Polish troops in Warsaw, 19 January 1945, public domain

It is characteristic to the Soviets that one the first things they did after taking Warsaw was establishing operational groups meant to find the members of the underground, especially the leaders. The formal dissolution of the Home Army (19 January) did not stop these actions. The repressions also affected civilians. 50-60 thousand people were taken from Pomerania and Silesia for forced labour to the USSR, regardless of them being citizens of Poland or Germany before the war.

In February, during the Yalta conference, the powers decided the fate of Poland. Stalin’s territorial demands were accepted, in return offering a part of the German territory to Poland. A decision was also made to establish the Provisional Government of National Unity, which was to organize a free election. Those decisions were rejected by the Polish government-in-exile, which said that the declaration was a “new partition of Poland, this time done by the hands of our allies”.
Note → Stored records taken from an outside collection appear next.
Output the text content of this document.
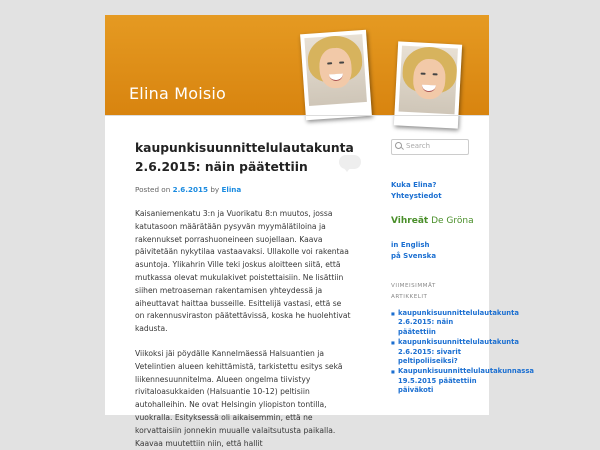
Elina Moisio
kaupunkisuunnittelulautakunta
2.6.2015: näin päätettiin
Posted on 2.6.2015 by Elina

Kaisaniemenkatu 3:n ja Vuorikatu 8:n muutos, jossa katutasoon määrätään pysyvän myymälätiloina ja rakennukset porrashuoneineen suojellaan. Kaava päivitetään nykytilaa vastaavaksi. Ullakolle voi rakentaa asuntoja. Ylikahrin Ville teki joskus aloitteen siitä, että mutkassa olevat mukulakivet poistettaisiin. Ne lisättiin siihen metroaseman rakentamisen yhteydessä ja aiheuttavat haittaa busseille. Esittelijä vastasi, että se on rakennusviraston päätettävissä, koska he huolehtivat kadusta.

Viikoksi jäi pöydälle Kannelmäessä Halsuantien ja Vetelintien alueen kehittämistä, tarkistettu esitys sekä liikennesuunnitelma. Alueen ongelma tiivistyy rivitaloasukkaiden (Halsuantie 10-12) peltisiin autohalleihin. Ne ovat Helsingin yliopiston tontilla, vuokralla. Esityksessä oli aikaisemmin, että ne korvattaisiin jonnekin muualle valaitsutusta paikalla. Kaavaa muutettiin niin, että hallit

Search
Kuka Elina?
Yhteystiedot
Vihreät De Gröna
in English
på Svenska
VIIMEISIMMÄT
ARTIKKELIT
■ kaupunkisuunnittelulautakunta 2.6.2015: näin päätettiin
■ kaupunkisuunnittelulautakunta 2.6.2015: sivarit peltipoliiseiksi?
■ Kaupunkisuunnittelulautakunnassa 19.5.2015 päätettiin päiväkoti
The leaders of the conspiracy, despite criticizing Yalta, declared readiness for negotiations on creating a new government. However, Stalin did not mean to let them participate. In the end of March, the leaders of the Polish Underground State invited for the talks were imprisoned and sent to Moscow, where they were placed in the Lubyanka NKVD prison. Among them was the last commander of the Home Army gen. Leopold Okulicki, deputy prime minister and government delegate for Poland Jan S. Jankowski and chairman of the Council of National Unity (underground parliament) Kazimierz Pużak. For a few weeks the USSR government maintained that their location is unknown.

Leopold Okulicki in the NKVD prison, 1945 (public domain)

The show trial of the Polish leaders took place in Moscow in June 1945. To humiliate them, and all other Poles fighting the occupant, they were convicted of, among others, cooperating with the Germans. The sentences were relatively mild (up to 10 years of prison), but three convicts (Okulicki, Jankowski and the deputy government delegate Stanisław Jasiukowicz) died in prison in circumstances that were never explained. Others were imprisoned again after returning to Poland ruled by communists.

It was not a coincidence that this process took place at the same time as the talks about creating the Provisional Government of National Unity. It had only one member not connected with Moscow – ex-prime-minister-in-exile Stanisław Mikołajczyk, along with a few associates. During the talks one of the communist leaders, Władysław Gomułka, spoke the historic words: “Once we have power, we will never give it away. […] You may keep shouting that the blood of Polish nation is being shed, that the NKVD rules Poland — it will not cause us to turn in our course.”

Poles held high hopes for the return of Mikołajczyk, believing that regaining freedom and independence would be possible. However, this didn’t happen. Only a few days later, in the middle of July tens of thousands soldiers of the 50th army, a part of the 3rd Belarusian front, and 62nd NKVD division organized a huge operation in north-eastern Poland, known as the “Augustów roundup”. 7 thousand people suspected of cooperating with the underground were arrested, 600 of them were killed in a place still unknown.

Stanisław Mikołajczyk, Prime Minister of Poland in Exile (1943-1944), Deputy of Prime Minister Of Provisional Goverment of National Unity in Poland 1945-1947, public domain

At this time monuments of “gratitude” for the “liberators” from the Red Army were already being raised from the initiative of the Moscow-imposed government. Simultaneously thousands of heroes from the war were in prisons or Soviet camps, many others were murdered by those “liberators” or their local henchmen. Others remained in conspiracy or in emigration. The true feelings about the monuments erected without the Poles’ will were represented by numerous attempts to destroy them.

NKVD troops were stationed in Poland until 1947, and the Soviet army remained until 1993. Soviet soldiers ended the German occupation, but they didn’t bring freedom, simply new oppression. The fight with the communist dictatorship lasted many years, bringing new victims. Freedom came only after the victory of “Solidarity”.

 

Author: Dr. Łukasz Kamiński – the President of the Platform of European Memory and Conscience and former President of the Institute of National Remembrance from 2011 to 2016.